The issue is that a number of the indices in the Awesome Spectral Indices project have formulas that require additional data. You can see a list of them in the ASI documentation described as “additional index parameters”, and they range from wavelength values to exponentiation factors to weighting parameters and so on.

If you care about using a specific index, then it’s your job to figure out what extra parameters that index requires and how you’ll provide them. The spectral_indices() table also includes a DOI to the authoritative reference (as listed in the ASI project) which can hopefully help with this.

However, if you’re looking to automatically calculate just the indices that don’t require external parameters, you can do that as well. Rather than use filter_platforms(), we’ll use filter_bands() to retrieve all the spectral indices that can be calculated using the bands available in our raster.

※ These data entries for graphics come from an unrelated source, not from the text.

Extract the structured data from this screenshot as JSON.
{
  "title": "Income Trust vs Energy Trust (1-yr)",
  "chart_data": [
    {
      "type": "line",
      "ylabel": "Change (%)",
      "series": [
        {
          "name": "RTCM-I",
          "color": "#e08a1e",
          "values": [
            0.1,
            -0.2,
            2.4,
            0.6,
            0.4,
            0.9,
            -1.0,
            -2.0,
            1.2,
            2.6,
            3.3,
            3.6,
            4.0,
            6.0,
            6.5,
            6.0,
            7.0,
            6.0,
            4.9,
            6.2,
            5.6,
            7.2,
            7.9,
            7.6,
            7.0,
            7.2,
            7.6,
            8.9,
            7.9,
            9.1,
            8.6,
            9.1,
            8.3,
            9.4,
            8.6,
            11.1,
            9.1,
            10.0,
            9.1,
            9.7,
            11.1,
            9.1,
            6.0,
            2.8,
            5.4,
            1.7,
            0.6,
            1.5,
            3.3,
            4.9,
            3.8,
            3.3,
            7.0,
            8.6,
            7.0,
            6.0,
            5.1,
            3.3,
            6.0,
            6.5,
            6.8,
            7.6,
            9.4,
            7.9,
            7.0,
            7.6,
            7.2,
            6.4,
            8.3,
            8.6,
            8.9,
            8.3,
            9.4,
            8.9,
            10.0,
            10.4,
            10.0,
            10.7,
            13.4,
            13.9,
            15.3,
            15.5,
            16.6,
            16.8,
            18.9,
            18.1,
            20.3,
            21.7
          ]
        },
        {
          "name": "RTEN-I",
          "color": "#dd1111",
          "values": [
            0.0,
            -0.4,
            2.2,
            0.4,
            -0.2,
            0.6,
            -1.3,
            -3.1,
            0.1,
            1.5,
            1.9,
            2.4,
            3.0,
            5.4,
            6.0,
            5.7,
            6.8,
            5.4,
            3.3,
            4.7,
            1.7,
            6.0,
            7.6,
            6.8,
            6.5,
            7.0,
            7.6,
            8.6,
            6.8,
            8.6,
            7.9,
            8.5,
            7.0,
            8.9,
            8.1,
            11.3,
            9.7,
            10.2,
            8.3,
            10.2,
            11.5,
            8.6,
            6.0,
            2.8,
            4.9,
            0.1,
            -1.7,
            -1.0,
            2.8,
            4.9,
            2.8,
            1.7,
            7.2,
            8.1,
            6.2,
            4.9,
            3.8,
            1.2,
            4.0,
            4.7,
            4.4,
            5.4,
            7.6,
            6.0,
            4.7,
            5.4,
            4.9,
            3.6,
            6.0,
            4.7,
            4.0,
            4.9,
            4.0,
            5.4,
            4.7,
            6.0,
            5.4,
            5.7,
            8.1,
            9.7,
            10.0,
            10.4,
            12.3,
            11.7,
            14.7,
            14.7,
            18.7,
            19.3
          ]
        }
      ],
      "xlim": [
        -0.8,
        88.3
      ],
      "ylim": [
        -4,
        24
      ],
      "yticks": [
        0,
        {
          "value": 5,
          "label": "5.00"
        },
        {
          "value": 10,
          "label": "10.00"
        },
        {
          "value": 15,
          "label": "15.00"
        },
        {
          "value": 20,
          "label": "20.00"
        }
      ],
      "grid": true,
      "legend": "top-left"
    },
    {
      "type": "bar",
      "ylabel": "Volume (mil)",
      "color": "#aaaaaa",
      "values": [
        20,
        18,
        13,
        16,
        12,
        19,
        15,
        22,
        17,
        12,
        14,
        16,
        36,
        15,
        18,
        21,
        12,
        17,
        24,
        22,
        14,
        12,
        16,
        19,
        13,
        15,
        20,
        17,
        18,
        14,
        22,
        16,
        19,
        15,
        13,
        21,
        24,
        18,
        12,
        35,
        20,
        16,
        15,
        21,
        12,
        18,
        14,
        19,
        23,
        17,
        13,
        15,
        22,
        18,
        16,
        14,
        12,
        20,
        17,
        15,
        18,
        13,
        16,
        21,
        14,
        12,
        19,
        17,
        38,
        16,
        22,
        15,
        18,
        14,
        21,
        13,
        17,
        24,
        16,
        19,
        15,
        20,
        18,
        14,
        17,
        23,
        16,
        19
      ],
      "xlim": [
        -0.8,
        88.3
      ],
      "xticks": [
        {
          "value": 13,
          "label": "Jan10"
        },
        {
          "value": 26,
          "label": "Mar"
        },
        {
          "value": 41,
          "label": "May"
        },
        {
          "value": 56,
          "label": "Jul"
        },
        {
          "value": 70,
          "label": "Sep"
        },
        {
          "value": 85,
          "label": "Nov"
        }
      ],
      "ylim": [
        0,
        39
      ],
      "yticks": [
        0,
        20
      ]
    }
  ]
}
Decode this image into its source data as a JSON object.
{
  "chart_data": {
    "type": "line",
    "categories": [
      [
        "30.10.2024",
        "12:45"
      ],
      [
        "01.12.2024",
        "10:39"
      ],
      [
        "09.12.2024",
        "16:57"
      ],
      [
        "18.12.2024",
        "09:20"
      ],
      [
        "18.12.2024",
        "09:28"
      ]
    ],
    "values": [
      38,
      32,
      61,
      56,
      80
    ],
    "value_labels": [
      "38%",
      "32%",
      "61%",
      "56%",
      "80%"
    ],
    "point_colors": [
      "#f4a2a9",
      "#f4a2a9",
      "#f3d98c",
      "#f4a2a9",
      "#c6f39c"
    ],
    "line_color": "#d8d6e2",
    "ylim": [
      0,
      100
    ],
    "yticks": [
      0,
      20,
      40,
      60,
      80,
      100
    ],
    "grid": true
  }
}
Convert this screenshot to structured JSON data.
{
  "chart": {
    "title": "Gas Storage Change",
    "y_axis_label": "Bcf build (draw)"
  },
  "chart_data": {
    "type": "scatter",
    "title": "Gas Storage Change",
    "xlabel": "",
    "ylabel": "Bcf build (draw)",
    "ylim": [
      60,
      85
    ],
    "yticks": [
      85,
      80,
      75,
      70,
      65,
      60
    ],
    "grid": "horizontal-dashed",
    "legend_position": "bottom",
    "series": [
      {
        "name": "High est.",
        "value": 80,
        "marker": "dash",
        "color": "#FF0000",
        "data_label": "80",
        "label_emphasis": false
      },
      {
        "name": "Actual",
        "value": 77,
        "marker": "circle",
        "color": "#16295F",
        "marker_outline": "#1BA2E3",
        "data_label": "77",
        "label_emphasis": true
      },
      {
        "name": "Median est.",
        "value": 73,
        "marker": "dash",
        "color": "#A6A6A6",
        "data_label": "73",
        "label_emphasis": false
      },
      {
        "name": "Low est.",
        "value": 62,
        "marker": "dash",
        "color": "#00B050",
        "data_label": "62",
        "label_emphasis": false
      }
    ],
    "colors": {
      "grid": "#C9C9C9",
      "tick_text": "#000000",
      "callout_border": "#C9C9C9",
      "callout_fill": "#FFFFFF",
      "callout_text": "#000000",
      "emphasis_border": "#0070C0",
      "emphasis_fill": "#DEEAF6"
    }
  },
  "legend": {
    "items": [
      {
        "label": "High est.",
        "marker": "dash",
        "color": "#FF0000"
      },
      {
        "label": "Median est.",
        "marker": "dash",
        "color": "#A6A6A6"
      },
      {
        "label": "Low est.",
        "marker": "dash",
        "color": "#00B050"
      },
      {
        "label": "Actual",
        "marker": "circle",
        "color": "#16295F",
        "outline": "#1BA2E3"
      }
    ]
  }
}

Assuming you used one of the wrapper functions in rsi, like get_landsat_data() or get_sentinel2_data(), your raster bands should automatically be named to match the band names used in the ASI project. That means we can pass the names of your raster directly to filter_bands():

filter_bands(bands = names(terra::rast(our_imagery))) |> 
  head(1)
#> # A tibble: 1 × 9
#>   application_domain bands     contributor    date_of_addition formula long_name
#>   <chr>              <list>    <chr>          <chr>            <chr>   <chr>    
#> 1 vegetation         <chr [2]> https://githu… 2021-11-17       (N - 0… Aerosol …
#> # ℹ 3 more variables: platforms <list>, reference <chr>, short_name <chr>

And we can pass the outputs of that function to calculate_indices() to only calculate this subset of indices:

calculate_indices(
    our_imagery,
    filter_bands(bands = names(terra::rast(our_imagery))),
    output_filename = tempfile(fileext = ".tif")
  ) |> 
  terra::rast() |> 
  terra::plot()
#> Warning in x@ptr$writeStop(): GDAL Message 1:
#> /tmp/RtmpUATV5k/file263f4e895c9a.tif: Metadata exceeding 32000 bytes cannot be
#> written into GeoTIFF. Transferred to PAM instead.